Three bogeys on the back nine soured Troy Merritt’s first-ever round in the US Open yesterday. Merritt finished two-over par with a 74 at Erin Hills and sits in a tie for 82nd, needing a strong showing today to play the weekend. The former Boise State star was battling all day, hitting only eight of 14 fairways in regulation. It happens, though. Among those below Merritt on the leaderboard are Bubba Watson, Adam Scott and Rory McIlroy. It wasn’t the golf course’s fault, though. Rickie Fowler torched the Wisconsin layout with a seven-under 65, equaling the lowest score in relation to par in US Open history.

In a few years, the Idaho Vandals may have a new basketball arena built with wood. A story by Peter Harriman in the Spokane Spokesman-Review says the university “is aligning itself with the state’s widely recognized timber industry” in building its long-awaited hoops home adjacent to the Kibbie Dome. Writes Harriman, “Mass timber construction, while a well-established technology in Canada, is still new in the U.S.” Idaho got the idea from the attractive plant nursery on campus that was built with wood.

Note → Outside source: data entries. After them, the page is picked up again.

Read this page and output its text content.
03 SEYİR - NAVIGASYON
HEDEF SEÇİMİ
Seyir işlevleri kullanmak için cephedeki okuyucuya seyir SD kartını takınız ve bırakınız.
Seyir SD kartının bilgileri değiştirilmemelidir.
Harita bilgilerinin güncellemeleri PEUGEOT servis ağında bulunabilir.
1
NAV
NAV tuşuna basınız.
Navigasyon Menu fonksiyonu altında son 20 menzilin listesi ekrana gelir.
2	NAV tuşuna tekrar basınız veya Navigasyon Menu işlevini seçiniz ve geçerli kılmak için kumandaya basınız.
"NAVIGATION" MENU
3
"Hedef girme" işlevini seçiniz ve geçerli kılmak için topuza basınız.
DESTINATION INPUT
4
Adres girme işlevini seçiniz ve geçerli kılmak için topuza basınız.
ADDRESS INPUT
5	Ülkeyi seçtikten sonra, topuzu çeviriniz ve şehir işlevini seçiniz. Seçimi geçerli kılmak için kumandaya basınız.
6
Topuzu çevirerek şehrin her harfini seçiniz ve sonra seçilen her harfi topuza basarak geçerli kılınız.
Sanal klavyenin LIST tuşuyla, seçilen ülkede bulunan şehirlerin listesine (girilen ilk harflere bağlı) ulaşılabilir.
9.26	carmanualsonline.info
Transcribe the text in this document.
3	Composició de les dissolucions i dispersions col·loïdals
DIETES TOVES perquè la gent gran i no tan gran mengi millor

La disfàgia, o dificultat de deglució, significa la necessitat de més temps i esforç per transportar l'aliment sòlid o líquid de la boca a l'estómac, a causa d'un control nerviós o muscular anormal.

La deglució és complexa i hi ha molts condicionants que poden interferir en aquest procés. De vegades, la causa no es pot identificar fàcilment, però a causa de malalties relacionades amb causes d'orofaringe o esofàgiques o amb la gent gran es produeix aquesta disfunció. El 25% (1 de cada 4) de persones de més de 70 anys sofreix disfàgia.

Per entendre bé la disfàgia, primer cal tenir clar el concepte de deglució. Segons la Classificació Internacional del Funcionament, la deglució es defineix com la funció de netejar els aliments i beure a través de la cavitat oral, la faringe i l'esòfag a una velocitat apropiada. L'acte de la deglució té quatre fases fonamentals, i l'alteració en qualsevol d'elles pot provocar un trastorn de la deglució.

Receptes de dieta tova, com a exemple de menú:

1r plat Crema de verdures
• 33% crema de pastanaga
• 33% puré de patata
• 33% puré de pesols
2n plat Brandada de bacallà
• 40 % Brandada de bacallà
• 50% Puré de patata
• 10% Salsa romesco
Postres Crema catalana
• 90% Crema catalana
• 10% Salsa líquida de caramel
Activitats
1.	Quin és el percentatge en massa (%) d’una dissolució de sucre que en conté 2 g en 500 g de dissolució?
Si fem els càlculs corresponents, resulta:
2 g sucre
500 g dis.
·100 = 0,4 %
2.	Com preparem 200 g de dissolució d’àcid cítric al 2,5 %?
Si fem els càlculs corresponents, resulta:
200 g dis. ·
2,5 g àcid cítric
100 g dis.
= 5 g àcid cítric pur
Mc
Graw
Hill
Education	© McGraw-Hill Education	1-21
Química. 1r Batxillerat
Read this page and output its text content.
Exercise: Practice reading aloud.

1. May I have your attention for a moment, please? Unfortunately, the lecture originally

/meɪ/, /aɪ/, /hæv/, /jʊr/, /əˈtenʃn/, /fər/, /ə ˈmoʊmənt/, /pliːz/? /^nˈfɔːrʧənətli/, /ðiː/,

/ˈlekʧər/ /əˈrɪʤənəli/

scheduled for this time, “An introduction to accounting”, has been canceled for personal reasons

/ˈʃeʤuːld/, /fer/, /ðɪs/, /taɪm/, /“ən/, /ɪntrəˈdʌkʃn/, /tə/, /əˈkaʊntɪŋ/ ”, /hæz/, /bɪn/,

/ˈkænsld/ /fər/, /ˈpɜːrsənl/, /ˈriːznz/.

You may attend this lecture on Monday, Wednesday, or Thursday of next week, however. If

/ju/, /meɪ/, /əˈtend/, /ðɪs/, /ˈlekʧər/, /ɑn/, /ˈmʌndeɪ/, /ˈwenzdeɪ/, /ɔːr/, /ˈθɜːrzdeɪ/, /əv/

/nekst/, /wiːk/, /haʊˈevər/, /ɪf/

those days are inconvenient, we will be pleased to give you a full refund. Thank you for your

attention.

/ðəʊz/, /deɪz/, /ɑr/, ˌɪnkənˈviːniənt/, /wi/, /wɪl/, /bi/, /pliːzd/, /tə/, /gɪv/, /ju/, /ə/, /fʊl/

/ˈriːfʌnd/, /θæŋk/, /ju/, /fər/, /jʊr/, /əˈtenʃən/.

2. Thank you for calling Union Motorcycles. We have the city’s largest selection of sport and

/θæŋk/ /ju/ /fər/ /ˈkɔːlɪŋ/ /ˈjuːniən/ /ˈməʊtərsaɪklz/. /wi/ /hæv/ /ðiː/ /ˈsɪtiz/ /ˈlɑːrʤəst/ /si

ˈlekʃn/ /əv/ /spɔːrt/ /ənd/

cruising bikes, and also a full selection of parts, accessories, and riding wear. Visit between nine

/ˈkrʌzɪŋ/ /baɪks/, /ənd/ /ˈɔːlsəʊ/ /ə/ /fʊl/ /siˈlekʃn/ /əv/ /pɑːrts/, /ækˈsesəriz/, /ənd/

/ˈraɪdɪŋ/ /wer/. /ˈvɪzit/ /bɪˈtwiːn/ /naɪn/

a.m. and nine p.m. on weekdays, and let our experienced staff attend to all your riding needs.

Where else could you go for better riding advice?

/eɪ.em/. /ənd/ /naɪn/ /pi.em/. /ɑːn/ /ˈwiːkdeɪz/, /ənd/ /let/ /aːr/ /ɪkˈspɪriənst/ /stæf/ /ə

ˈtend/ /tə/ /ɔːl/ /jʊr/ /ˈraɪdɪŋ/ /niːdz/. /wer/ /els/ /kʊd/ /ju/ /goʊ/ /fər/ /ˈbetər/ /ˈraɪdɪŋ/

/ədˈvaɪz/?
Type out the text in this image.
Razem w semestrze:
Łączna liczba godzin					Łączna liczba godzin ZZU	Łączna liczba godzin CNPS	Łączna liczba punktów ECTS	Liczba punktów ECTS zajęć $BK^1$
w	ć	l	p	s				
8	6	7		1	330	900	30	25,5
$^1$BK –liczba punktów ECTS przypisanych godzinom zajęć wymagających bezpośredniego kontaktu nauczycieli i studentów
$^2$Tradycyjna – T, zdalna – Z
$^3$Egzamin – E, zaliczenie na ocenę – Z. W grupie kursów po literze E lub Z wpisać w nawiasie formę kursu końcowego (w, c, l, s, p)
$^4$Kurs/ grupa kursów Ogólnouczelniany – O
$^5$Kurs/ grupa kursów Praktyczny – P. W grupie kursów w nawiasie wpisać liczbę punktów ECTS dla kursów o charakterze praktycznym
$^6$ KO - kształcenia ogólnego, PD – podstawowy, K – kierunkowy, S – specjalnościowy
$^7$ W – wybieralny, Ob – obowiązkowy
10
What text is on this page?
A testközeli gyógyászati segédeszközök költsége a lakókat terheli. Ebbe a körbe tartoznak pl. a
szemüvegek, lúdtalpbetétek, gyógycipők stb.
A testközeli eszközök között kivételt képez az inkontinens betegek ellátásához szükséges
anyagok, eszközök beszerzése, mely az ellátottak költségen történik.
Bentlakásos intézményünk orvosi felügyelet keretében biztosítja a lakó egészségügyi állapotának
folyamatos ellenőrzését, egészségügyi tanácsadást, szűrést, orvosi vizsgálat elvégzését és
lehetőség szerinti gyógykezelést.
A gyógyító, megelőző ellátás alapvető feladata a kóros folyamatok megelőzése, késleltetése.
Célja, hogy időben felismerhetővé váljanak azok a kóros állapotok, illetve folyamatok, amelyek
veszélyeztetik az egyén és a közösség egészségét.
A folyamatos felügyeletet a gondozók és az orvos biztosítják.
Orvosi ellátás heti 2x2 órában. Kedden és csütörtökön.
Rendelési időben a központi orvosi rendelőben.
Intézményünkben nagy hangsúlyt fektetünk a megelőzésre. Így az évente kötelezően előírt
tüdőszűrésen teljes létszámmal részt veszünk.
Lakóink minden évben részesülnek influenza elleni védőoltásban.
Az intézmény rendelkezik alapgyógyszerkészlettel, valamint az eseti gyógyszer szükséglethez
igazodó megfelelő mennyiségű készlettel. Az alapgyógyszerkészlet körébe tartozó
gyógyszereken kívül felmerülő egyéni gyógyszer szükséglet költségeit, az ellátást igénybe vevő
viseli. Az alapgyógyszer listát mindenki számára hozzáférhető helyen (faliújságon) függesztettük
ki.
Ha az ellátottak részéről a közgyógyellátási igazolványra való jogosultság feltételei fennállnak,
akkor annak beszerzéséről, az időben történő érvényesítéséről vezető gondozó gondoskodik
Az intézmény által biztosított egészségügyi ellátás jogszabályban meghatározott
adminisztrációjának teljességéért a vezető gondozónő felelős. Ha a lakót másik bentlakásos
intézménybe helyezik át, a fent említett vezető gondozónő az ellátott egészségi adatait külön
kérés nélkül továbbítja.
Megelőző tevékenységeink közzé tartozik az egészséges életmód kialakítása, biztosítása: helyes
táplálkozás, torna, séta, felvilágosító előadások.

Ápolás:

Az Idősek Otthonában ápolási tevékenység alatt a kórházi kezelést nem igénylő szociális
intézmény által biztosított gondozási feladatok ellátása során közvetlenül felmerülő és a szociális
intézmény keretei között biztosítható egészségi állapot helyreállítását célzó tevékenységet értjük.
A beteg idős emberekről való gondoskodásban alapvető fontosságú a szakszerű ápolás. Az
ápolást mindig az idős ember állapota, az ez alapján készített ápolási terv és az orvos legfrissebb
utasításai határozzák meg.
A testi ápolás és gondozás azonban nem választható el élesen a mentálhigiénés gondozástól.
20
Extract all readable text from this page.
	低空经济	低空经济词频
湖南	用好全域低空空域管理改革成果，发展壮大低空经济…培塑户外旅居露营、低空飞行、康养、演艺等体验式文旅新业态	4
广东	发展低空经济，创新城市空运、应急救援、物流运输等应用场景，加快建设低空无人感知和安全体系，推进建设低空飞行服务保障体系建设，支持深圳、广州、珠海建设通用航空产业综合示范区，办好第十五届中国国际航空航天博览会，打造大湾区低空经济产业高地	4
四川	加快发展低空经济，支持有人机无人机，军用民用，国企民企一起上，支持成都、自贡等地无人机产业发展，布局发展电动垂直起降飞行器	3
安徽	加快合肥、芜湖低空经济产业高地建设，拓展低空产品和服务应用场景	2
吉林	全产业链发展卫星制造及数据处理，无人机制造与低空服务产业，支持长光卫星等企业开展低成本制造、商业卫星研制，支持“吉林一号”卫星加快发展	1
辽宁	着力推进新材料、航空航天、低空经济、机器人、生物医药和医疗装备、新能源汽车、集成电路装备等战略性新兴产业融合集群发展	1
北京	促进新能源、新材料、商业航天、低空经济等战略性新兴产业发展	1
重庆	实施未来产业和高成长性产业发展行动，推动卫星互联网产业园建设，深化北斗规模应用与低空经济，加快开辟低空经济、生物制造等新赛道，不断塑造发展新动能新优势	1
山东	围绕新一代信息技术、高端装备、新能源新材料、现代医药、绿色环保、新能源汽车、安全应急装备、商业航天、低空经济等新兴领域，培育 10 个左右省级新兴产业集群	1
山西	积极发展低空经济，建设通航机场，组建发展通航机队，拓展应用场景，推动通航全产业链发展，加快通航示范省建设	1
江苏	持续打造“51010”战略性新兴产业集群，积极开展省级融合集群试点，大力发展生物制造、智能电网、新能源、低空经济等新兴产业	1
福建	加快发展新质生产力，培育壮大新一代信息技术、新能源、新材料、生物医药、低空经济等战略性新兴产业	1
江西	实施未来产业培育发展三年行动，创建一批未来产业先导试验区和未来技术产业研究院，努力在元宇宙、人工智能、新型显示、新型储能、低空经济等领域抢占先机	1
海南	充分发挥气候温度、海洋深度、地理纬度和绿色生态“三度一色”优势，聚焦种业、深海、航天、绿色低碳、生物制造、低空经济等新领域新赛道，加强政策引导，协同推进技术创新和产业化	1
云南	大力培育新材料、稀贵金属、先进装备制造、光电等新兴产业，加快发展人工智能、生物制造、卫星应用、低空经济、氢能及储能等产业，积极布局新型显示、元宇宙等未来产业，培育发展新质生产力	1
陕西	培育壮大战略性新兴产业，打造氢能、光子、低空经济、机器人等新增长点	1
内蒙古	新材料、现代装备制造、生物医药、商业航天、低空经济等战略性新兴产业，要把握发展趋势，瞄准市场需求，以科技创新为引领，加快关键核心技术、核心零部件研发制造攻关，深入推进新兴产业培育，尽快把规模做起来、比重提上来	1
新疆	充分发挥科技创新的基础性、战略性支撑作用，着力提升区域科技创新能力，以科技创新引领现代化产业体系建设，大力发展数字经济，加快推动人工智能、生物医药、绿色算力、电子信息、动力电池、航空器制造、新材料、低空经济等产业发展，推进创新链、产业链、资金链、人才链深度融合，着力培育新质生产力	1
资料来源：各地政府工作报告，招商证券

Opsis Architecture of Portland will design the arena. Now it’s about assuring Vandal fans that it’s indeed going to happen. “It’s really important to get a shovel in the ground to show we are serious after 50 years of talking about this,” said athletic director Rob Spear. Harriman reports that fundraising for the $30 million, 4,700-seat facility is two-thirds complete and that it is targeted to open in 2020.

The Boise Hawks remain undefeated. The Hawks’ 2017 season opener last night in Spokane was rained out, to be made up as part of a doubleheader on Sunday. That means if they get an opener in tonight, it will fall precisely on the 30th anniversary of the Hawks’ debut, also in Spokane on June 16, 1987. It was a different time, as the Hawks were an independent club, playing their home games at Borah High’s Wigle Field. I don’t what we all would have thought had a sparkling new ballpark like the one proposed at Americana Boulevard and Skyline Drive been dangled in front of us.

Caldwell’s James Britton will be in uniform tomorrow afternoon when top-seeded Oregon State opens the College World Series in Omaha versus Cal State Fullerton. Britton has nine appearances, three of them starts, with a 2-0 record and a 2.45 ERA. He hasn’t pitched since May 28, when he went six innings in a 4-2 win over Abilene Christian in the final game of the regular season. The Beavers have two opponents tomorrow: the Titans and distractions. Star pitcher Luke Heimlich has entirely removed himself from the team in the wake of revelations that he was convicted of molesting a six-year-old family member. Heimlich was subsequently passed over in all 50 rounds of this week’s MLB Draft.

Boise State’s Allie Ostrander is getting some coveted rest after winning the national championship in the 3,000-meter steeplechase last Saturday. Now she has another trophy to set beside her. Ostrander has been named the Mountain West Women’s Outdoor Track & Field Student-Athlete of the Year in a vote by the conference’s coaches. She becomes the second Bronco to earn the outdoor honor, joining Emma Bates in 2014. Ostrander was the Mountain West Women’s Indoor Track & Field Student-Athlete of the Year in 2016.

This Day In Sports…June 16, 1999:

Chris Childs becomes the first former Boise State player to appear in the NBA Finals in Game 1 of the New York Knicks’ series against the San Antonio Spurs. Childs, the Knicks’ starting point guard, scored just two points with three assists and totaled only 12 points in the Finals as the Spurs won the NBA championship four games-to-one. The 1989 Big Sky Player of the Year was in the fifth season of a nine-year NBA career, by far the longest of any ex-Bronco.

(Tom Scott hosts the Scott Slant segment during the football season on KTVB’s Sunday Sports Extra and anchors five sports segments each weekday on 93.1 FM KTIK. He also served as color commentator on KTVB’s telecasts of Boise State football for 14 seasons.)